Study shows our priorities are "out of whack."

Don’t ask yourself if you’re better off than you were four years ago. Instead, ask: How is your life? Is it where you want it to be?

Don’t ask yourself if you’re better off than you were four years ago. Instead, ask: How is your life? Is it where you want it to be?

That’s the basic question driving the folks at the Center for the New American Dream, a group of population specialists, economists, environmentalists and spiritual leaders trying to help Americans consume more responsibly. Its recent poll yielded results that made me think: Jeez, I’m not alone. Look at this:

93% of respondents say Americans are too focused on making money and not enough on family and community.

• 87% feel the current consumer culture makes it harder to instill positive values in children.

• 85% think our society’s priorities are out of whack.

• 53% say having more time with family and friends and less stress would make them more satisfied.

• 48% have opted to make less money to get more time and a balanced lifestyle.

This boils down to understanding the relationship with stuff and time, I think. If we need less stuff, we might be able to work less to get it. Hmm.

Stuff I’m better with. When I sold my house I sold most of its contents too. I’m down to books, futons, a few antiques, a hand me down desk. I kept the Saab, but I’m torn. I only drive it to the office and to visit family; parking in Cambridge is a sport. Do I want to be the kind of person who pays $500 a month to drive a Euro fashion statement?

Time I’m not so sure about. I like working all the time, but I must be deluded, a ticking time bomb? I’m more concerned for a colleague who just came back from a tropical vacation exasperated, overwhelmed. “I was going to bring my Blackberry to keep up with e-mail, but I felt too guilty.” Guilty for wanting to work. I can relate to that.

“People are in this horrific work-and-spend cycle, like hamsters squirreling around in a cage, and they can’t get out,” says the Center’s Executive Director Diane Wood. “We want to help people see they have more control than they think.”

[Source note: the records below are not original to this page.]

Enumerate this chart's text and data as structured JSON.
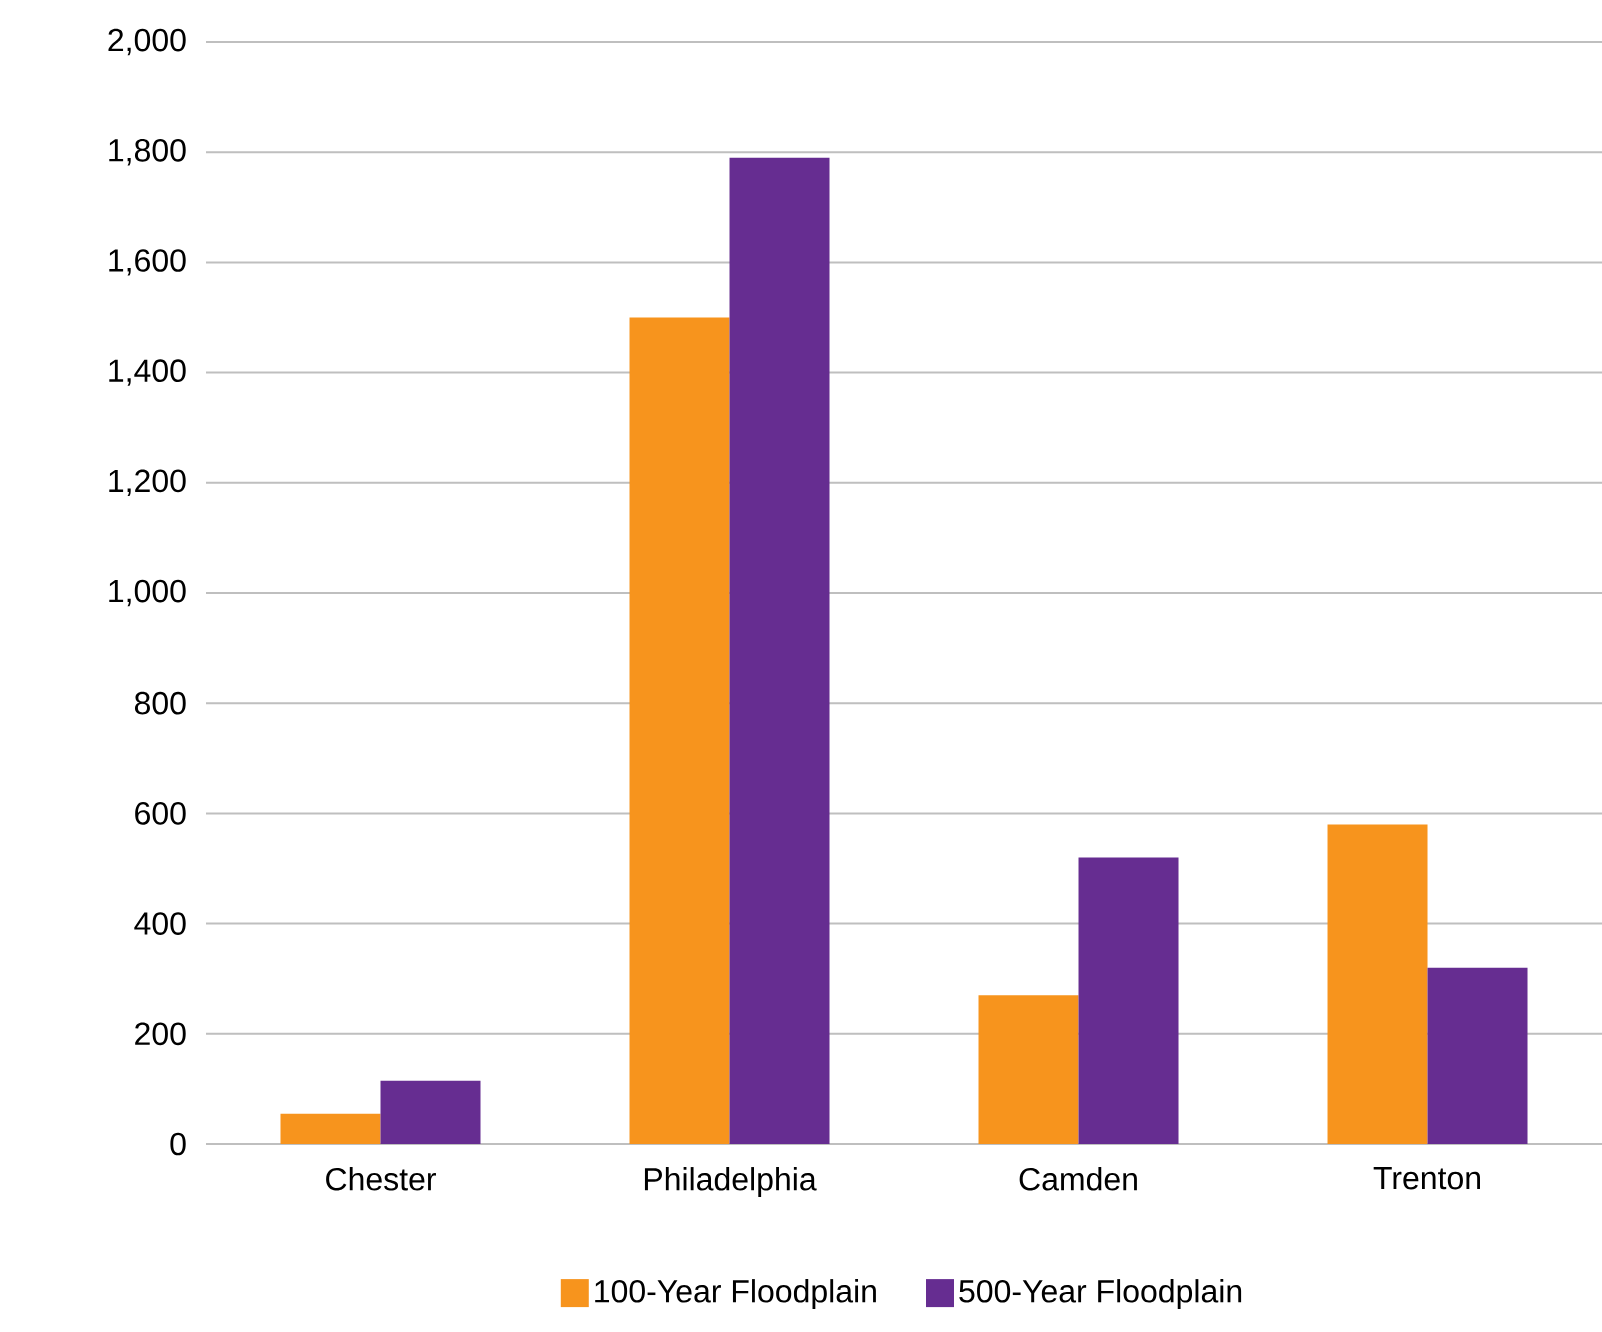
{
  "chart_data": {
    "type": "bar",
    "categories": [
      "Chester",
      "Philadelphia",
      "Camden",
      "Trenton"
    ],
    "series": [
      {
        "name": "100-Year Floodplain",
        "color": "#f7941d",
        "values": [
          55,
          1500,
          270,
          580
        ]
      },
      {
        "name": "500-Year Floodplain",
        "color": "#662d91",
        "values": [
          115,
          1790,
          520,
          320
        ]
      }
    ],
    "ylim": [
      0,
      2000
    ],
    "yticks": [
      0,
      {
        "value": 200,
        "label": "200"
      },
      {
        "value": 400,
        "label": "400"
      },
      {
        "value": 600,
        "label": "600"
      },
      {
        "value": 800,
        "label": "800"
      },
      {
        "value": 1000,
        "label": "1,000"
      },
      {
        "value": 1200,
        "label": "1,200"
      },
      {
        "value": 1400,
        "label": "1,400"
      },
      {
        "value": 1600,
        "label": "1,600"
      },
      {
        "value": 1800,
        "label": "1,800"
      },
      {
        "value": 2000,
        "label": "2,000"
      }
    ],
    "grid": "y",
    "legend": "bottom"
  }
}
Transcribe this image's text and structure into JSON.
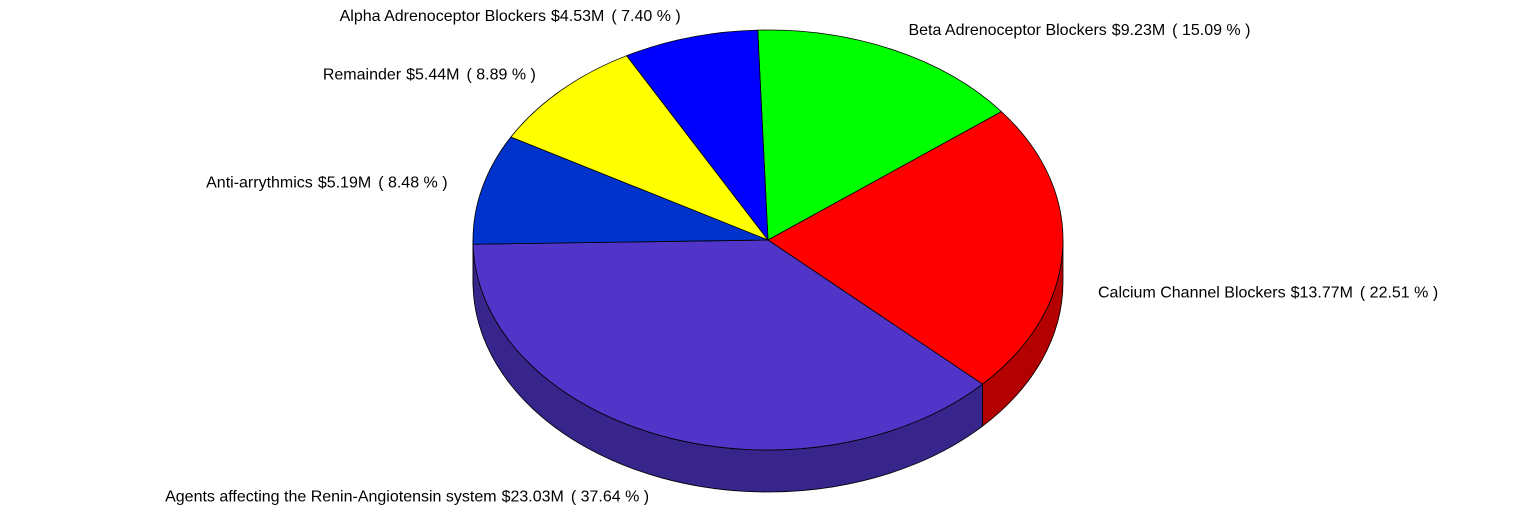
{
  "chart_data": {
    "type": "pie3d",
    "categories": [
      "Beta Adrenoceptor Blockers",
      "Calcium Channel Blockers",
      "Agents affecting the Renin-Angiotensin system",
      "Anti-arrythmics",
      "Remainder",
      "Alpha Adrenoceptor Blockers"
    ],
    "values": [
      15.09,
      22.51,
      37.64,
      8.48,
      8.89,
      7.4
    ],
    "value_labels": [
      "( 15.09 % )",
      "( 22.51 % )",
      "( 37.64 % )",
      "( 8.48 % )",
      "( 8.89 % )",
      "( 7.40 % )"
    ],
    "amounts": [
      9230000,
      13770000,
      23030000,
      5190000,
      5440000,
      4530000
    ],
    "amount_labels": [
      "$9.23M",
      "$13.77M",
      "$23.03M",
      "$5.19M",
      "$5.44M",
      "$4.53M"
    ],
    "colors": [
      "#00ff00",
      "#ff0000",
      "#5035c8",
      "#0033cc",
      "#ffff00",
      "#0000ff"
    ]
  }
}
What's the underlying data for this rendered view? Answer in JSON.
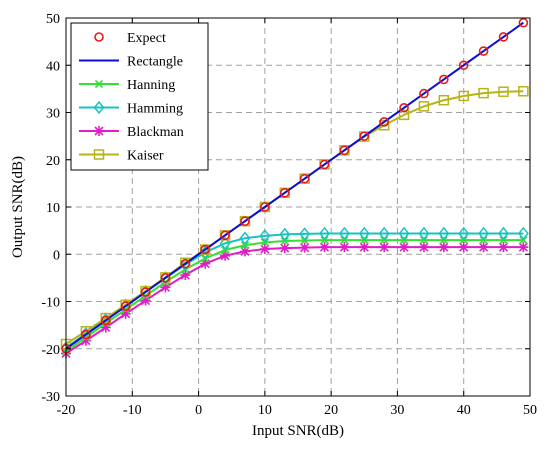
{
  "chart_data": {
    "type": "line",
    "title": "",
    "xlabel": "Input SNR(dB)",
    "ylabel": "Output SNR(dB)",
    "xlim": [
      -20,
      50
    ],
    "ylim": [
      -30,
      50
    ],
    "xticks": [
      -20,
      -10,
      0,
      10,
      20,
      30,
      40,
      50
    ],
    "yticks": [
      -30,
      -20,
      -10,
      0,
      10,
      20,
      30,
      40,
      50
    ],
    "xtick_labels": [
      "-20",
      "-10",
      "0",
      "10",
      "20",
      "30",
      "40",
      "50"
    ],
    "ytick_labels": [
      "-30",
      "-20",
      "-10",
      "0",
      "10",
      "20",
      "30",
      "40",
      "50"
    ],
    "grid": true,
    "legend_position": "top-left",
    "x": [
      -20,
      -17,
      -14,
      -11,
      -8,
      -5,
      -2,
      1,
      4,
      7,
      10,
      13,
      16,
      19,
      22,
      25,
      28,
      31,
      34,
      37,
      40,
      43,
      46,
      49
    ],
    "series": [
      {
        "name": "Expect",
        "color": "#e8191b",
        "marker": "circle",
        "line": false,
        "values": [
          -20,
          -17,
          -14,
          -11,
          -8,
          -5,
          -2,
          1,
          4,
          7,
          10,
          13,
          16,
          19,
          22,
          25,
          28,
          31,
          34,
          37,
          40,
          43,
          46,
          49
        ]
      },
      {
        "name": "Rectangle",
        "color": "#0d0dd4",
        "marker": "none",
        "line": true,
        "values": [
          -20,
          -17,
          -14,
          -11,
          -8,
          -5,
          -2,
          1,
          4,
          7,
          10,
          13,
          16,
          19,
          22,
          25,
          28,
          31,
          34,
          37,
          40,
          43,
          46,
          49
        ]
      },
      {
        "name": "Hanning",
        "color": "#33e033",
        "marker": "x",
        "line": true,
        "values": [
          -20.6,
          -17.6,
          -14.6,
          -11.7,
          -8.8,
          -5.9,
          -3.2,
          -0.9,
          0.9,
          1.9,
          2.5,
          2.8,
          2.9,
          3.0,
          3.0,
          3.0,
          3.0,
          3.0,
          3.0,
          3.0,
          3.0,
          3.0,
          3.0,
          3.0
        ]
      },
      {
        "name": "Hamming",
        "color": "#19c2c2",
        "marker": "diamond",
        "line": true,
        "values": [
          -19.8,
          -16.8,
          -13.8,
          -10.8,
          -7.9,
          -5.0,
          -2.2,
          0.4,
          2.3,
          3.4,
          3.9,
          4.2,
          4.3,
          4.4,
          4.4,
          4.4,
          4.4,
          4.4,
          4.4,
          4.4,
          4.4,
          4.4,
          4.4,
          4.4
        ]
      },
      {
        "name": "Blackman",
        "color": "#e01ec8",
        "marker": "asterisk",
        "line": true,
        "values": [
          -21.0,
          -18.3,
          -15.5,
          -12.6,
          -9.8,
          -7.0,
          -4.4,
          -2.0,
          -0.3,
          0.6,
          1.1,
          1.3,
          1.4,
          1.5,
          1.5,
          1.5,
          1.5,
          1.5,
          1.5,
          1.5,
          1.5,
          1.5,
          1.5,
          1.5
        ]
      },
      {
        "name": "Kaiser",
        "color": "#b7b319",
        "marker": "square",
        "line": true,
        "values": [
          -19.0,
          -16.3,
          -13.5,
          -10.7,
          -7.8,
          -4.9,
          -1.8,
          1.0,
          4.0,
          7.0,
          10.0,
          13.0,
          16.0,
          19.0,
          22.0,
          24.9,
          27.3,
          29.5,
          31.3,
          32.6,
          33.5,
          34.1,
          34.4,
          34.5
        ]
      }
    ]
  }
}
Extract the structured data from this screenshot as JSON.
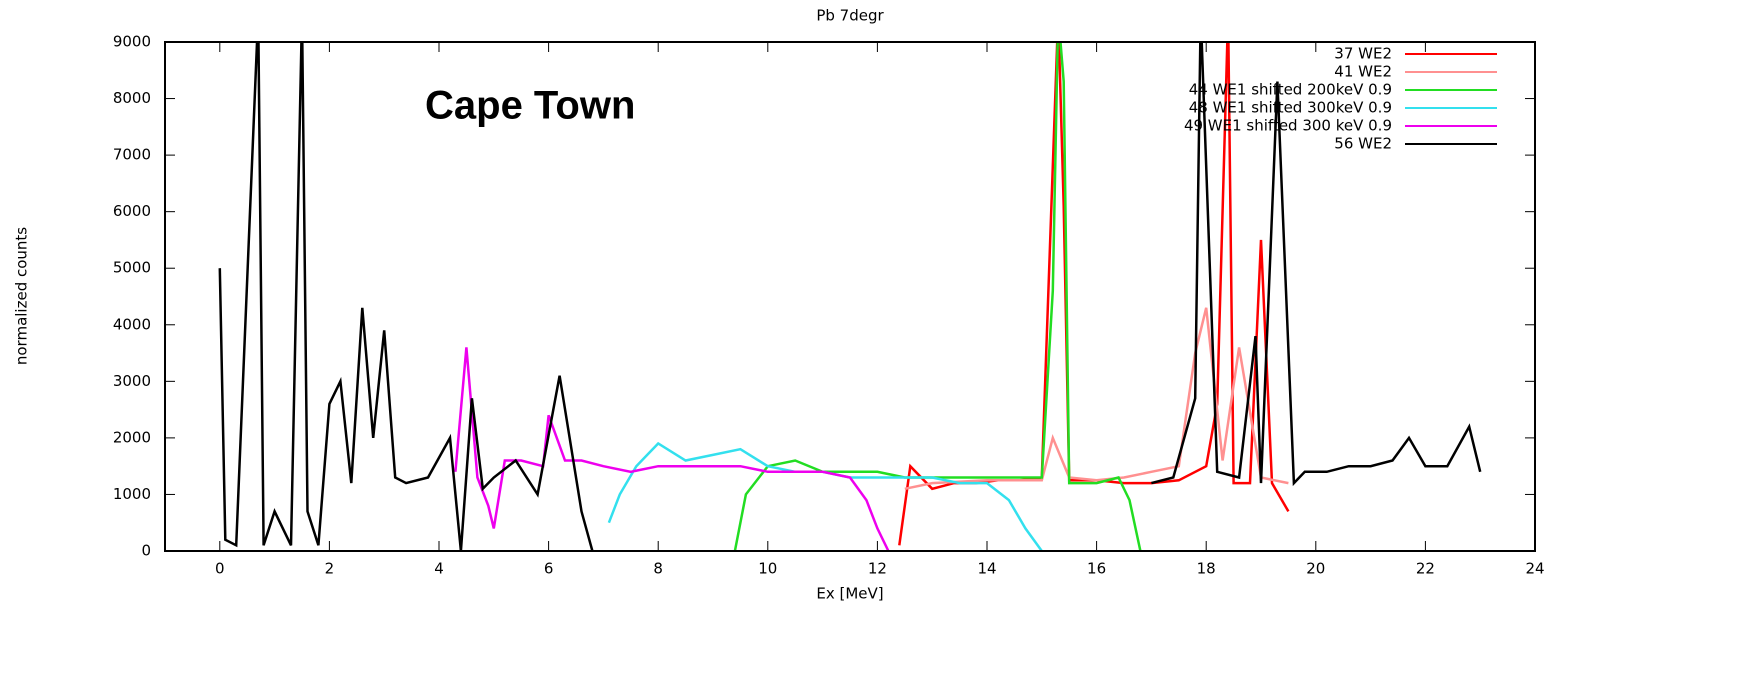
{
  "chart_data": {
    "type": "line",
    "title": "Pb 7degr",
    "x_label": "Ex [MeV]",
    "y_label": "normalized counts",
    "annotation": "Cape Town",
    "annotation_color": "#ff0000",
    "xlim": [
      -1,
      24
    ],
    "xticks": [
      0,
      2,
      4,
      6,
      8,
      10,
      12,
      14,
      16,
      18,
      20,
      22,
      24
    ],
    "ylim": [
      0,
      9000
    ],
    "yticks": [
      0,
      1000,
      2000,
      3000,
      4000,
      5000,
      6000,
      7000,
      8000,
      9000
    ],
    "grid": false,
    "legend": "top-right",
    "series": [
      {
        "name": "37 WE2",
        "color": "#ff0000",
        "x": [
          12.4,
          12.6,
          13.0,
          13.4,
          13.8,
          14.2,
          14.6,
          15.0,
          15.3,
          15.4,
          15.5,
          16.0,
          16.5,
          17.0,
          17.5,
          18.0,
          18.2,
          18.4,
          18.5,
          18.8,
          19.0,
          19.2,
          19.5
        ],
        "values": [
          100,
          1500,
          1100,
          1200,
          1200,
          1250,
          1250,
          1300,
          9500,
          6100,
          1250,
          1250,
          1200,
          1200,
          1250,
          1500,
          2600,
          9500,
          1200,
          1200,
          5500,
          1200,
          700
        ]
      },
      {
        "name": "41 WE2",
        "color": "#ff9090",
        "x": [
          12.5,
          13,
          14,
          15,
          15.2,
          15.5,
          16,
          16.5,
          17,
          17.5,
          17.8,
          18.0,
          18.3,
          18.6,
          19,
          19.5
        ],
        "values": [
          1100,
          1200,
          1250,
          1250,
          2000,
          1300,
          1250,
          1300,
          1400,
          1500,
          3500,
          4300,
          1600,
          3600,
          1300,
          1200
        ]
      },
      {
        "name": "44 WE1 shifted 200keV 0.9",
        "color": "#22dd22",
        "x": [
          9.4,
          9.6,
          10,
          10.5,
          11,
          11.5,
          12,
          12.5,
          13,
          13.5,
          14,
          14.5,
          15,
          15.2,
          15.3,
          15.4,
          15.5,
          16,
          16.4,
          16.6,
          16.8
        ],
        "values": [
          0,
          1000,
          1500,
          1600,
          1400,
          1400,
          1400,
          1300,
          1300,
          1300,
          1300,
          1300,
          1300,
          4600,
          9500,
          8300,
          1200,
          1200,
          1300,
          900,
          0
        ]
      },
      {
        "name": "48 WE1 shifted 300keV 0.9",
        "color": "#33e0ee",
        "x": [
          7.1,
          7.3,
          7.6,
          7.8,
          8.0,
          8.5,
          9.0,
          9.5,
          10,
          10.5,
          11,
          11.5,
          12,
          12.5,
          13,
          13.5,
          14,
          14.4,
          14.7,
          15.0
        ],
        "values": [
          500,
          1000,
          1500,
          1700,
          1900,
          1600,
          1700,
          1800,
          1500,
          1400,
          1400,
          1300,
          1300,
          1300,
          1300,
          1200,
          1200,
          900,
          400,
          0
        ]
      },
      {
        "name": "49 WE1 shifted 300 keV 0.9",
        "color": "#ee00ee",
        "x": [
          4.3,
          4.5,
          4.7,
          4.9,
          5.0,
          5.2,
          5.5,
          5.9,
          6.0,
          6.3,
          6.6,
          7.0,
          7.5,
          8.0,
          8.5,
          9.0,
          9.5,
          10,
          10.5,
          11,
          11.5,
          11.8,
          12.0,
          12.2
        ],
        "values": [
          1400,
          3600,
          1300,
          800,
          400,
          1600,
          1600,
          1500,
          2400,
          1600,
          1600,
          1500,
          1400,
          1500,
          1500,
          1500,
          1500,
          1400,
          1400,
          1400,
          1300,
          900,
          400,
          0
        ]
      },
      {
        "name": "56 WE2",
        "color": "#000000",
        "x": [
          0,
          0.1,
          0.3,
          0.7,
          0.8,
          1.0,
          1.3,
          1.5,
          1.6,
          1.8,
          2.0,
          2.2,
          2.4,
          2.6,
          2.8,
          3.0,
          3.2,
          3.4,
          3.8,
          4.2,
          4.4,
          4.6,
          4.8,
          5.0,
          5.4,
          5.8,
          6.2,
          6.6,
          6.8,
          7.0,
          17,
          17.4,
          17.8,
          17.9,
          18.2,
          18.6,
          18.9,
          19.0,
          19.3,
          19.6,
          19.8,
          20.2,
          20.6,
          21.0,
          21.4,
          21.7,
          22.0,
          22.4,
          22.8,
          23.0
        ],
        "values": [
          5000,
          200,
          100,
          9500,
          100,
          700,
          100,
          9500,
          700,
          100,
          2600,
          3000,
          1200,
          4300,
          2000,
          3900,
          1300,
          1200,
          1300,
          2000,
          0,
          2700,
          1100,
          1300,
          1600,
          1000,
          3100,
          700,
          0,
          null,
          1200,
          1300,
          2700,
          9500,
          1400,
          1300,
          3800,
          1200,
          8300,
          1200,
          1400,
          1400,
          1500,
          1500,
          1600,
          2000,
          1500,
          1500,
          2200,
          1400
        ]
      }
    ]
  }
}
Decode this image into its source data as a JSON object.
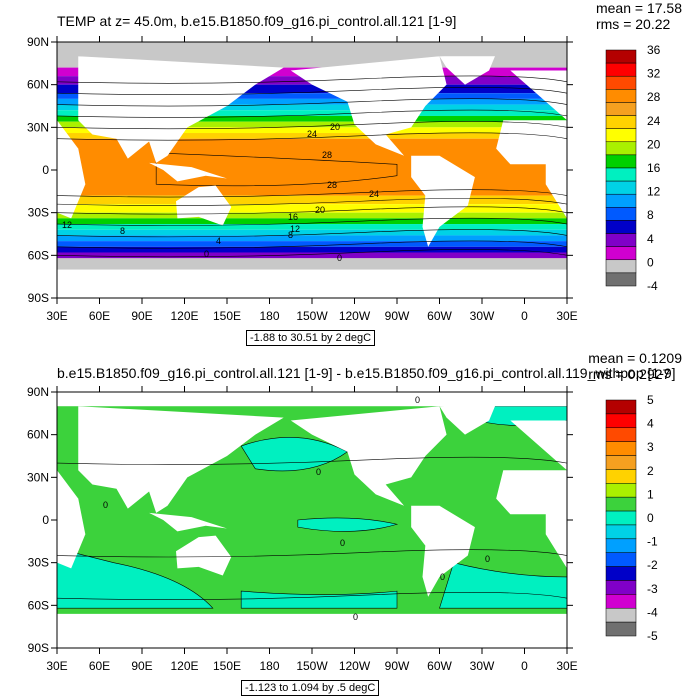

The organization, which has a staff of about two dozen adheres to a four-day work week – Fridays off – and uses telework, job sharing and flextime. The organization has 30,000 “activist members,” which it hopes to grow to 100,000 by next year. Goals are to fight apathy and build community; help people understand buying responsibly – and green – really helps.

The Web site makes it easy. You can plug in your zip code and find your nearest farmers’ market, where to buy green appliances and light bulbs. Members are asked to take certain steps to improve the environment, easy things like skipping one car ride per week.

As important, the group works with state and local organizations to help them buy recycled paper, green cleaning products and hybrid electric cars. It helped fleet managers for the state of Washington put together a contract with Ford, Toyota and Honda to justify buying hybrid electric cars.

The Toyota Prius costs $27,000 and gets 700 highway miles on a (11.9 gallon) tank of gas. “It might have an upfront cost of a thousand or two more, but in seven years it’s recovered that cost and is likely to last 10 years rather than seven,” Wood says.

The really good news? You can’t get a Prius. When Wood last spoke with Toyota, it had 200 vehicles left in the U.S. and just upped production in Japan for 2005. “They just didn’t see it coming,” she says.

Around here, the Toyota dealership in Danville, Mass, long ran out of Prius literature and recently sold its test model. The dealer told a friend to rent one from Enterprise if he wanted a test drive. The dealer said he’d just sold a returned Prius with 17,000 miles on it for more than a new one, and that premium models sell on eBay for list plus $8,000. My friend plunked down $500 to put his name on a six-month waiting list.

That’s a good start on stuff. But time? This same friend who e-mails me from the highway: “Going 85. There soon. No cops.”